İnsan beyni son derece karmaşık bir yapıdadır ve nöronlardan oluşur. Nöronlar dediğimiz yapılar, beynimizdeki sinir hücrelerimizdir. Vücudumuzda yaklaşık 86 milyar nöron ve bu nöronların bağlandığı trilyonlarca sinaps vardır. Yani her hücre birbiriyle bağlantılıdır. Bu bağlantı, trilyonlarca şebekenin kafamızın içinde aynı anda çalışması gibidir. İş böyle olunca insan beynini anlamak bir hayli zorlaşıyor. Aslında bunun için ortaya çıkmış bir bilim dalı var: Nörobilim.
Şimdi size günümüz insanı ve tarihdeki diğer çalışmalarla elde ettiğimiz bilgiler ışığında bu dev şebekenin birbiriyle olan iletişimi sırasında meydana gelen elektriksel aktivitelerin topluca ölçümü sonucunda oluşan beyin dalgalarını anlatacağım.
Beynimizdeki nöronlar birbiriyle elektriksel ve kimyasal sinyaller ile iletişim kurarlar bu iletişme sinaptik iletişim denir.
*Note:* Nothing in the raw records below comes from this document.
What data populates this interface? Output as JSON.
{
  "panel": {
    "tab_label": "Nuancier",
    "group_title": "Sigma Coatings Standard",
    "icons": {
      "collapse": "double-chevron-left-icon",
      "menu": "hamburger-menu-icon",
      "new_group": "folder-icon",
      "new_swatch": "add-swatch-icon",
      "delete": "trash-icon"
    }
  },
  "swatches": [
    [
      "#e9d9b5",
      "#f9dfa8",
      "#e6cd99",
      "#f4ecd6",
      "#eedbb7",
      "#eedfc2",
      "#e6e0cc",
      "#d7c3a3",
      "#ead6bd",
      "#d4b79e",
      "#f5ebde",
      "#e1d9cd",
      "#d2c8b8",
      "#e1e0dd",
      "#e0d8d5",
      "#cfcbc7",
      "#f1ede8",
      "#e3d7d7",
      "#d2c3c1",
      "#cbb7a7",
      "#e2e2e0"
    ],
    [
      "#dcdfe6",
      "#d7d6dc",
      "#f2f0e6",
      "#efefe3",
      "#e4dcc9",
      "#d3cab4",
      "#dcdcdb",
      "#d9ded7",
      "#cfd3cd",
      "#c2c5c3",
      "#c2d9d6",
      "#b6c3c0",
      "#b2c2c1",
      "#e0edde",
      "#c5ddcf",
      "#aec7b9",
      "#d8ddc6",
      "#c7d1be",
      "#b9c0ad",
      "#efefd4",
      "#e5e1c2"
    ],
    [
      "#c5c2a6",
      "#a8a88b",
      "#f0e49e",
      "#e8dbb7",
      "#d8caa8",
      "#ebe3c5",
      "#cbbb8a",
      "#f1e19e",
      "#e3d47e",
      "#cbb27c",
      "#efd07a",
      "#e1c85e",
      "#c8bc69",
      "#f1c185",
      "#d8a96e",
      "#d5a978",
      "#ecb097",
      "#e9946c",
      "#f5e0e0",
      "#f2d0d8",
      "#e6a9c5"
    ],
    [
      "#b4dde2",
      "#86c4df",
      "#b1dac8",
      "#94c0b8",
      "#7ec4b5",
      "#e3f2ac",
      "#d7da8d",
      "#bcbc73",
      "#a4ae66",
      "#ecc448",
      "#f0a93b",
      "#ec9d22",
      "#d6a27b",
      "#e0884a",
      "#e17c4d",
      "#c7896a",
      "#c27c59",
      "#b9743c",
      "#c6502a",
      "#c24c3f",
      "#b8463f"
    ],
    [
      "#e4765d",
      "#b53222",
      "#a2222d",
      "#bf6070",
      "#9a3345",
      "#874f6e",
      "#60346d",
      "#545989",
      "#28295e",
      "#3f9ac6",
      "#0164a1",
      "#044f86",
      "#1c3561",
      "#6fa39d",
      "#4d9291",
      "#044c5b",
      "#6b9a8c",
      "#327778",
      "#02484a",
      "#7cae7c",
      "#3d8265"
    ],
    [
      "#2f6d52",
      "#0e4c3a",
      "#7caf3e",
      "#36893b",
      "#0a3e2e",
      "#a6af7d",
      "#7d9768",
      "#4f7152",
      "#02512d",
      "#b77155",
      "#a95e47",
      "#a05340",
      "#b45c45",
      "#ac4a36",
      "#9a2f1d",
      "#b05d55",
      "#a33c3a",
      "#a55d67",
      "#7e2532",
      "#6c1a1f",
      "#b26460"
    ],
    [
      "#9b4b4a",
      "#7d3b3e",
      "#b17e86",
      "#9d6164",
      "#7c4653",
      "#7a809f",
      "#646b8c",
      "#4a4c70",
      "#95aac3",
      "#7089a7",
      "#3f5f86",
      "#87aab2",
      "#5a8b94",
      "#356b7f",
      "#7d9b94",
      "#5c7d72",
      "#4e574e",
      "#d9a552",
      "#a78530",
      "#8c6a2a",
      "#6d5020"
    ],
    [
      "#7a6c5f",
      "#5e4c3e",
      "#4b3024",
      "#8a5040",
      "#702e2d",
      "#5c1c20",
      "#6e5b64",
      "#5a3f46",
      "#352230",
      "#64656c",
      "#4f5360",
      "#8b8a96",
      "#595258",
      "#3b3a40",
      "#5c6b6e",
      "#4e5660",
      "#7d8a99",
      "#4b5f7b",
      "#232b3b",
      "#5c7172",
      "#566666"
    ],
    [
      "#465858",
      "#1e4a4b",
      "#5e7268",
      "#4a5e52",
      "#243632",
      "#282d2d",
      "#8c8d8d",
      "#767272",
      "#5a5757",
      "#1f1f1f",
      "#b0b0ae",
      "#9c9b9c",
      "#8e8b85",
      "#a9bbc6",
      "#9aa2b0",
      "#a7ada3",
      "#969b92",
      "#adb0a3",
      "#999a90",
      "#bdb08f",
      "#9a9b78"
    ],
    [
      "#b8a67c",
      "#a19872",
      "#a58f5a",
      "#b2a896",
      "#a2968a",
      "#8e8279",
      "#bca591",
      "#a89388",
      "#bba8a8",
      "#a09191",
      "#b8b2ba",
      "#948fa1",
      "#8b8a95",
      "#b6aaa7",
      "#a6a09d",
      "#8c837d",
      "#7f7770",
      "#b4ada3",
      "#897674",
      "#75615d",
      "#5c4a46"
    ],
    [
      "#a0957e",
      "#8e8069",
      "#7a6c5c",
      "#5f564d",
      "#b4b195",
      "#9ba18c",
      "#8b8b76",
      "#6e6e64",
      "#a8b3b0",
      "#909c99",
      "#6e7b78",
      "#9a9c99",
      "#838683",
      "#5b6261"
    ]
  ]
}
Bu süreç, bir nöronun elektriksel sinyali akson ucu aracılığıyla kimyasal sinyale dönüştürmesi, sinaps denilen boşluğa geçmesi ve diğer nöronun dendritlerine ulaşması sonucu gerçekleşir. Bu iletişim sırasında gerçekleşen elektriksel sinyaller bir araya gelerek beyin dalgalarını oluşturuyorlar.
Beyin dalgaları frekanslarına göre delta, theta, alfa, beta ve gama olmak üzere beşe ayrılır. Frekanslar ise beyindeki nöronların elektriksel aktivitelerinin ritmik bir şekilde senkronize olmasından kaynaklanır.
Delta beyin dalgası (0.5-4 Hz): Derin uyku, fiziksel ve zihinsel dinlenme, restorasyon ve iyileşme süreçleri ile ilişkilendirilebilir.
Theta beyin dalgası (4-8 Hz): Genellikle zihinsel rahatlama, gevşeme ve uykuya geçiş aşamasında ortaya çıkar. Alfa dalgasına göre daha derin bir gevşeme hali vardır. Ayrıca hafıza ve bilgiyi işleme konusunda da theta dalgalarıyla ilişkilendirilir.
Alfa beyin dalgası (8-13 Hz): Rahatlama, gevşeme ve gözlerin kapalı olduğu dinlenme durumda ortaya çıkar. Gözlerimizi kapatıp biraz gevşediğimizde beynimiz alfa frekansına geçer. Dikkat ve konsantrasyon ile ilişkilendirilir.
Beta beyin dalgası (13-30 Hz): Zihinsel aktivite, dikkat ve uyanıklık arasında ortaya çıkar. Zihinsel yoğunluk ve dikkat gerektiren görevlerle ilişkilendirilir.
Gama beyin dalgası (30 Hz ve üstü): Beyindeki sinirsel aktivitenin yoğunlaşması ile ilişkilendirilir. Yoğun odaklı işlerle bağdaştırılabililir.
Beyin dalgalarını ölçmenin birçok yolu keşfedilmiştir. Bunlardan biri de EEG ismi verilen bir sistemdir. EEG (Elektroensefalografi) 1901 yılında Hans Berger’in keşfettiği beynin elektriksel aktivitesini ölçme yöntemidir. Elektroensefalografi ise kafadaki elektriksel faaliyeti kâğıda dökme işlemi olarak söyleyebiliriz. Epilepsi ve nöbet bozukluklarında, koma veya bilinç kaybı durumlarında beyin aktivitesini incelemek için, nörolojik hastalıklarda, beyin hasarlarında/hastalıklarında ve nörobilim araştırmalarında EEG kullanılır.